Statistical Analysis:

• Tests: Cluster-based permutation paired t-tests (5,000 permutations) for sensor and vertex levels; paired t-tests with False Discovery Rate (FDR) correction for parcellation levels.
• Contrast: Rest minus Inscapes.

3. Key Contributions

1. First Direct Comparison of Aperiodic Activity: This study is the first to directly compare the aperiodic spectral profiles of Inscapes and EO rest in healthy adults using MEG.
2. Demonstration of Non-Interchangeability: It provides empirical evidence that while Inscapes mimics rest in functional connectivity, it induces distinct broadband spectral dynamics.
3. Regional Specificity: It identifies a unique reversal in the primary visual cortex (pericalcarine), suggesting that the direction of aperiodic modulation depends on whether a region is directly engaged by the visual stimulus.
4. Methodological Robustness: The findings were validated using two distinct spectral decomposition algorithms (SpecParam and IRASA) and different high-pass filter settings, confirming the results are not methodological artifacts.

4. Results

Aperiodic Exponent and Offset:

• Global Pattern: Both the aperiodic exponent and offset were significantly higher during EO rest than during Inscapes across widespread frontoparietal, sensorimotor, and occipital regions (both magnetometers and gradiometers).
  • Interpretation: A steeper slope (higher exponent) during rest suggests a shift toward greater inhibition, whereas the flatter slope during Inscapes suggests increased cortical excitability due to sustained visual stimulation.
• Source Level: Parcellation and vertex analyses confirmed these widespread differences (e.g., 72.5% of cortical vertices showed higher exponents during rest).
• The Exception (Primary Visual Cortex): In the pericalcarine cortex (V1), the trend was reversed (though not statistically significant after FDR correction): exponents and offsets were numerically higher during Inscapes than rest. This suggests enhanced feedforward inhibitory processing specifically in the region directly processing the visual stimulus.

Alpha Power:

• As expected, alpha power was significantly higher during rest than during Inscapes, particularly over posterior regions. This aligns with the well-known phenomenon of alpha desynchronization during visual processing.
• The spectral parameterization approach successfully dissociated these periodic alpha changes from the concurrent aperiodic changes.

Robustness Checks:

• IRASA Validation: The IRASA method replicated the primary aperiodic findings (higher exponents/offsets during rest) across nearly all sensors, confirming the results are not dependent on the specific peak-fitting algorithm of SpecParam.
• Filter Sensitivity: Re-analyzing data with a stricter high-pass filter (0.5 Hz instead of 0.1 Hz) to rule out head-motion artifacts yielded nearly identical results.

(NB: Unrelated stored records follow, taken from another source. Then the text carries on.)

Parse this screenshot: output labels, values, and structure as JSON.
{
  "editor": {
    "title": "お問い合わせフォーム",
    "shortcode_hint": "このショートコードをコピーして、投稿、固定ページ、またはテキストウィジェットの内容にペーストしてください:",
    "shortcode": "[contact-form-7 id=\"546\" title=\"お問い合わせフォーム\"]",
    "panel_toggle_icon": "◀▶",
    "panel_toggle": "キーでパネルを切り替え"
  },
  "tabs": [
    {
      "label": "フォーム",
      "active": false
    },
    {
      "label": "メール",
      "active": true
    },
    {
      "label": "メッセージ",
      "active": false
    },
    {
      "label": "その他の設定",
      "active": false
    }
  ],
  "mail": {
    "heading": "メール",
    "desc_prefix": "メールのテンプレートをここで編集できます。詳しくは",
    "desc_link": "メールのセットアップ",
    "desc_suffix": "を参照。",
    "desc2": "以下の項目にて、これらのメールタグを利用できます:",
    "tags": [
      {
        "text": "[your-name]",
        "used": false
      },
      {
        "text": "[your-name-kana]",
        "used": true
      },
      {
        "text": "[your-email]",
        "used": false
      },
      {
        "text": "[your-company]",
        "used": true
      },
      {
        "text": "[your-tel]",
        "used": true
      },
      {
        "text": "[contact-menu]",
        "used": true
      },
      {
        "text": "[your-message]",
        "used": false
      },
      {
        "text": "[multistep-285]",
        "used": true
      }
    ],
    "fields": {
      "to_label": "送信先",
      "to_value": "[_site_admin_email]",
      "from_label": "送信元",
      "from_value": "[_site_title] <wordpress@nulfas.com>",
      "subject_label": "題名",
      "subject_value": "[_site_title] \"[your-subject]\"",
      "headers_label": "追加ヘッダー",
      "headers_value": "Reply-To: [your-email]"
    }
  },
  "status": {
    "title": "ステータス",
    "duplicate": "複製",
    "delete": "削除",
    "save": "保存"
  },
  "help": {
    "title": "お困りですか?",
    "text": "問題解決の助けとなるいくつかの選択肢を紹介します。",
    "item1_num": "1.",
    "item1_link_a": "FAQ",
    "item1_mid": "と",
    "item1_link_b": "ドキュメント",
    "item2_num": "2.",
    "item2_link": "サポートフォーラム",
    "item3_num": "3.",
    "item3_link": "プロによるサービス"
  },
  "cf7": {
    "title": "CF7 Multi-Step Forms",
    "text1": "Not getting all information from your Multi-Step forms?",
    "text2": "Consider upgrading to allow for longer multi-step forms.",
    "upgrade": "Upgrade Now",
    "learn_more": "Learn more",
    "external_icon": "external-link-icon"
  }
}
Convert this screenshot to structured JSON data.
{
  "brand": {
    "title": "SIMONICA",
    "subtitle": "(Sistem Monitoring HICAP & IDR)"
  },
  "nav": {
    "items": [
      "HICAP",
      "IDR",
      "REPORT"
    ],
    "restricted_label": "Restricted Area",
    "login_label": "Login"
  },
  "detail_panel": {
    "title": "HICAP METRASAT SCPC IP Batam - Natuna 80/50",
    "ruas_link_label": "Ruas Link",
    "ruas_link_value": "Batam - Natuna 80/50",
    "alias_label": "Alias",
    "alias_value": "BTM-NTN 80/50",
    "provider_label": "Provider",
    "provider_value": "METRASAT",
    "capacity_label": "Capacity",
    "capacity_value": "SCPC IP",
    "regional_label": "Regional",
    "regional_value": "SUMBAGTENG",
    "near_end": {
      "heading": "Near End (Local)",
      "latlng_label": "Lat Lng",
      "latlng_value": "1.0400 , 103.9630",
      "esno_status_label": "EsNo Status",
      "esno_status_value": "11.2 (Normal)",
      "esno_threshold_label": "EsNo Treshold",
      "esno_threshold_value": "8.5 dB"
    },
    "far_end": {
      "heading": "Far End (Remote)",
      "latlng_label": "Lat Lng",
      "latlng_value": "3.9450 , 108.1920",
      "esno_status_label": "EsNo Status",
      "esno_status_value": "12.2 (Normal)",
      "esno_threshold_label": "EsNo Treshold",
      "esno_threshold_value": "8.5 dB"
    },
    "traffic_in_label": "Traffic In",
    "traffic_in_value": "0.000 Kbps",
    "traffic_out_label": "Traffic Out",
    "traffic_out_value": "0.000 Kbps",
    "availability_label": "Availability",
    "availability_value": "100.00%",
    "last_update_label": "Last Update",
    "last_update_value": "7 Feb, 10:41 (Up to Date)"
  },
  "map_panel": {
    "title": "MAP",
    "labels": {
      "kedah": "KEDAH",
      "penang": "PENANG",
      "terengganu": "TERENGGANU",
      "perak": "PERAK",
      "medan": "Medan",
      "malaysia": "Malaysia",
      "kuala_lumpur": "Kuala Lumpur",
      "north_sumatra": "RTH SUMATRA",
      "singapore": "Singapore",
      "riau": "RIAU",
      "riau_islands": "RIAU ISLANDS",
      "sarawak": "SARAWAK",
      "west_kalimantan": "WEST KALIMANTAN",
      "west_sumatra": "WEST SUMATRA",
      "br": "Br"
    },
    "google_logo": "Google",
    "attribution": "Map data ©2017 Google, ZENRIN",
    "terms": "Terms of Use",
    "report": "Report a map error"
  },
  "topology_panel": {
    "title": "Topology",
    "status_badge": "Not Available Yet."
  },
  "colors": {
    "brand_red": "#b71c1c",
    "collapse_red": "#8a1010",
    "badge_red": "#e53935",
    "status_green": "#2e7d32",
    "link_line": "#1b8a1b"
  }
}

5. Significance and Implications

• Paradigm Selection: Researchers using Inscapes as a "resting-state" proxy must recognize that it is not interchangeable with eyes-open rest for analyses involving broadband spectral power, spectral slope, or E/I balance estimation.
• Interpretation of E/I Balance: The flatter aperiodic slopes observed during Inscapes likely reflect a state of increased cortical excitability driven by visual engagement, distinct from the inhibitory tone of quiet rest.
• Clinical and Developmental Research: Since Inscapes is widely used in pediatric and clinical populations (e.g., autism, ADHD) to reduce motion, these findings suggest that group differences in aperiodic activity observed in such studies may be confounded by the specific visual nature of the stimulus rather than purely by pathology or development.
• Future Directions: The study highlights the need to report condition-specific spectral baselines or to account for the known spectral shifts when comparing studies using different resting-state paradigms. The regional reversal in V1 also opens avenues for investigating how stimulus engagement modulates local E/I balance differently than global resting states.